- Film poster
- Directed by: Mari Asato
- Written by: Mari Asato
- Produced by: Mari Asato
- Starring: Maria Takagi Hana Matsumoto Yuno Nakazono Kana Tsugihara Kuniteru Shigeyama Ryota Matsushima Masanobu Katsumura
- Production companies: Toei Video; Cell; Oz Co.;
- Distributed by: Toei Video
- Release date: 27 June 2009 (Japan);
- Running time: 60 minutes
- Country: Japan
- Language: Japanese

= Ju-On: Black Ghost =

2009 Japanese horror film

Ju-On: Black Ghost (呪怨: 黒い少女, Juon: Kuroi Shōjo) is a 2009 Japanese supernatural horror film produced in honor of the tenth anniversary of the Ju-On series. Like most films in the franchise, Black Ghost is told in a non-linear order, with each vignette titled after a character central to the story. The sequel revolves around a hospitalized young girl who discovers that a cyst is found in her body, which is actually the physical remnant of her unborn twin.

==Plot==
Black Ghost is divided into seven segments in the following order: Tetsuya (徹也), Yuko (裕子), Ayano (綾乃), Fukie (芙季絵), Yokota (横田), Mariko (真理子), and Kiwako (季和子).
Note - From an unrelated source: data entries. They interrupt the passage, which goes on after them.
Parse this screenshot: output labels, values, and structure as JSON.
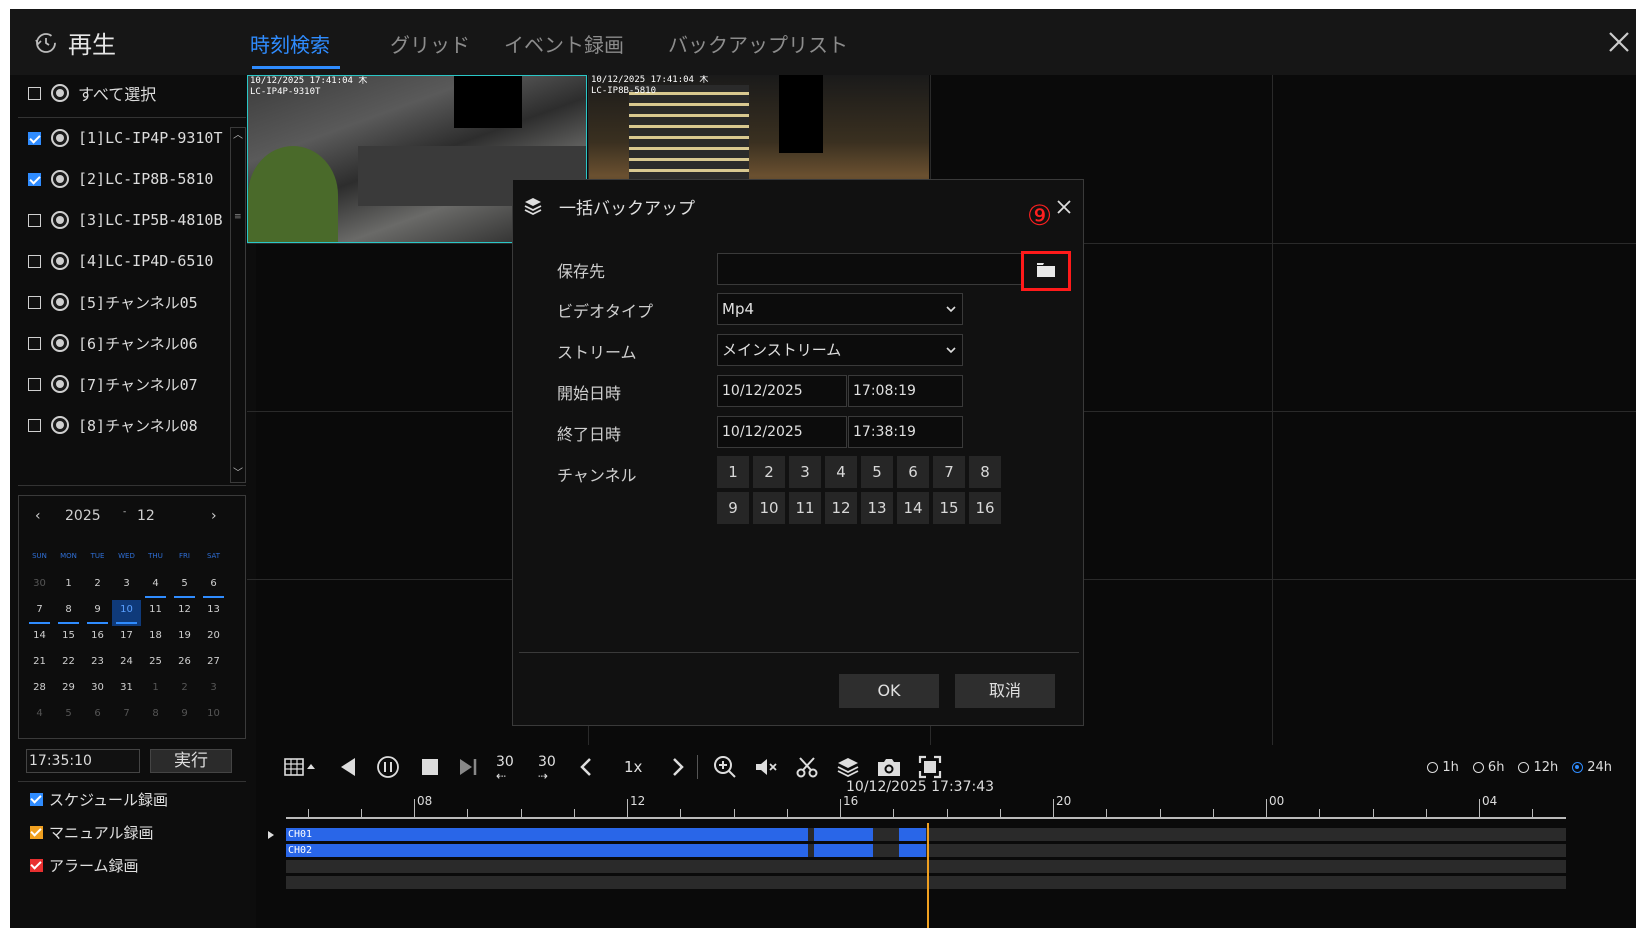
{
  "header": {
    "title": "再生",
    "tabs": [
      "時刻検索",
      "グリッド",
      "イベント録画",
      "バックアップリスト"
    ]
  },
  "sidebar": {
    "select_all": "すべて選択",
    "channels": [
      {
        "label": "[1]LC-IP4P-9310T",
        "checked": true
      },
      {
        "label": "[2]LC-IP8B-5810",
        "checked": true
      },
      {
        "label": "[3]LC-IP5B-4810B",
        "checked": false
      },
      {
        "label": "[4]LC-IP4D-6510",
        "checked": false
      },
      {
        "label": "[5]チャンネル05",
        "checked": false
      },
      {
        "label": "[6]チャンネル06",
        "checked": false
      },
      {
        "label": "[7]チャンネル07",
        "checked": false
      },
      {
        "label": "[8]チャンネル08",
        "checked": false
      }
    ],
    "calendar": {
      "year": "2025",
      "sep": "-",
      "month": "12",
      "dow": [
        "SUN",
        "MON",
        "TUE",
        "WED",
        "THU",
        "FRI",
        "SAT"
      ],
      "days": [
        "30",
        "1",
        "2",
        "3",
        "4",
        "5",
        "6",
        "7",
        "8",
        "9",
        "10",
        "11",
        "12",
        "13",
        "14",
        "15",
        "16",
        "17",
        "18",
        "19",
        "20",
        "21",
        "22",
        "23",
        "24",
        "25",
        "26",
        "27",
        "28",
        "29",
        "30",
        "31",
        "1",
        "2",
        "3",
        "4",
        "5",
        "6",
        "7",
        "8",
        "9",
        "10"
      ]
    },
    "time_value": "17:35:10",
    "exec_label": "実行",
    "legend": [
      {
        "label": "スケジュール録画",
        "color": "#2f8cff"
      },
      {
        "label": "マニュアル録画",
        "color": "#f0a020"
      },
      {
        "label": "アラーム録画",
        "color": "#e83030"
      }
    ]
  },
  "cameras": {
    "cam1_osd": "10/12/2025 17:41:04 木\nLC-IP4P-9310T",
    "cam2_osd": "10/12/2025 17:41:04 木\nLC-IP8B-5810"
  },
  "modal": {
    "title": "一括バックアップ",
    "annotation": "⑨",
    "fields": {
      "dest_label": "保存先",
      "dest_value": "",
      "video_type_label": "ビデオタイプ",
      "video_type_value": "Mp4",
      "stream_label": "ストリーム",
      "stream_value": "メインストリーム",
      "start_label": "開始日時",
      "start_date": "10/12/2025",
      "start_time": "17:08:19",
      "end_label": "終了日時",
      "end_date": "10/12/2025",
      "end_time": "17:38:19",
      "channel_label": "チャンネル"
    },
    "channels": [
      "1",
      "2",
      "3",
      "4",
      "5",
      "6",
      "7",
      "8",
      "9",
      "10",
      "11",
      "12",
      "13",
      "14",
      "15",
      "16"
    ],
    "ok_label": "OK",
    "cancel_label": "取消"
  },
  "toolbar": {
    "skip_back": "30",
    "skip_fwd": "30",
    "speed": "1x",
    "ranges": [
      {
        "label": "1h",
        "selected": false
      },
      {
        "label": "6h",
        "selected": false
      },
      {
        "label": "12h",
        "selected": false
      },
      {
        "label": "24h",
        "selected": true
      }
    ]
  },
  "timeline": {
    "cursor_time": "10/12/2025 17:37:43",
    "hour_labels": [
      "08",
      "12",
      "16",
      "20",
      "00",
      "04"
    ],
    "tracks": [
      "CH01",
      "CH02"
    ]
  },
  "colors": {
    "accent": "#2f8cff",
    "recording": "#2966e8",
    "playhead": "#f0a020",
    "annotation": "#ff1a1a"
  }
}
After collapsing at school, a young girl, Fukie Yokota, is rushed to the clinic. She and her mother, Kiwako, go back home after she recovers, but Fukie suddenly lets out strange meowing and croaking noises and mutters to her father that he will kill "that woman". During a psychology test where Fukie is hypnotized, she becomes even more unstable, having to stay at the hospital and be cared for by a nurse, Yuko.

The doctor tells Kiwako that a cyst has been discovered in Fukie's body, but it is actually the physical remnant of Fukie's unborn twin who merged with her body during birth. The twin is also implied to be possessed by Kayako Saeki based on the death rattle-like noises it emits. Knowing that Fukie's condition is supernatural, Kiwako contacts her sister, Mariko, who is spiritually aware, to examine Fukie. Concluding that Fukie's twin is a parasite, she performs an exorcism to expel the evil spirit, but the spirit tricks Mariko into expelling Fukie's spirit instead. The spirit of Fukie's evil twin stabs Mariko and her family to death.

Fukie's body, which still contains the evil spirit, is taken back to the hospital and in a last-ditch effort, Kiwako takes Fukie's body and jumps off the rooftop with it, killing them both. However, this act sets the spirit free to terrorize an employee of Kiwako's husband, Ayano, as well as forcing Kiwako's husband to murder her, fulfilling the spirit's prediction. The spirit also goes to Yuko's apartment to kill her and her young neighbor, Tetsuya.

==Release==
The film was released alongside its co-installment White Ghost on DVD in the UK on 26 April 2010, and was released onto DVD and Blu-ray in the US on 17 May 2011.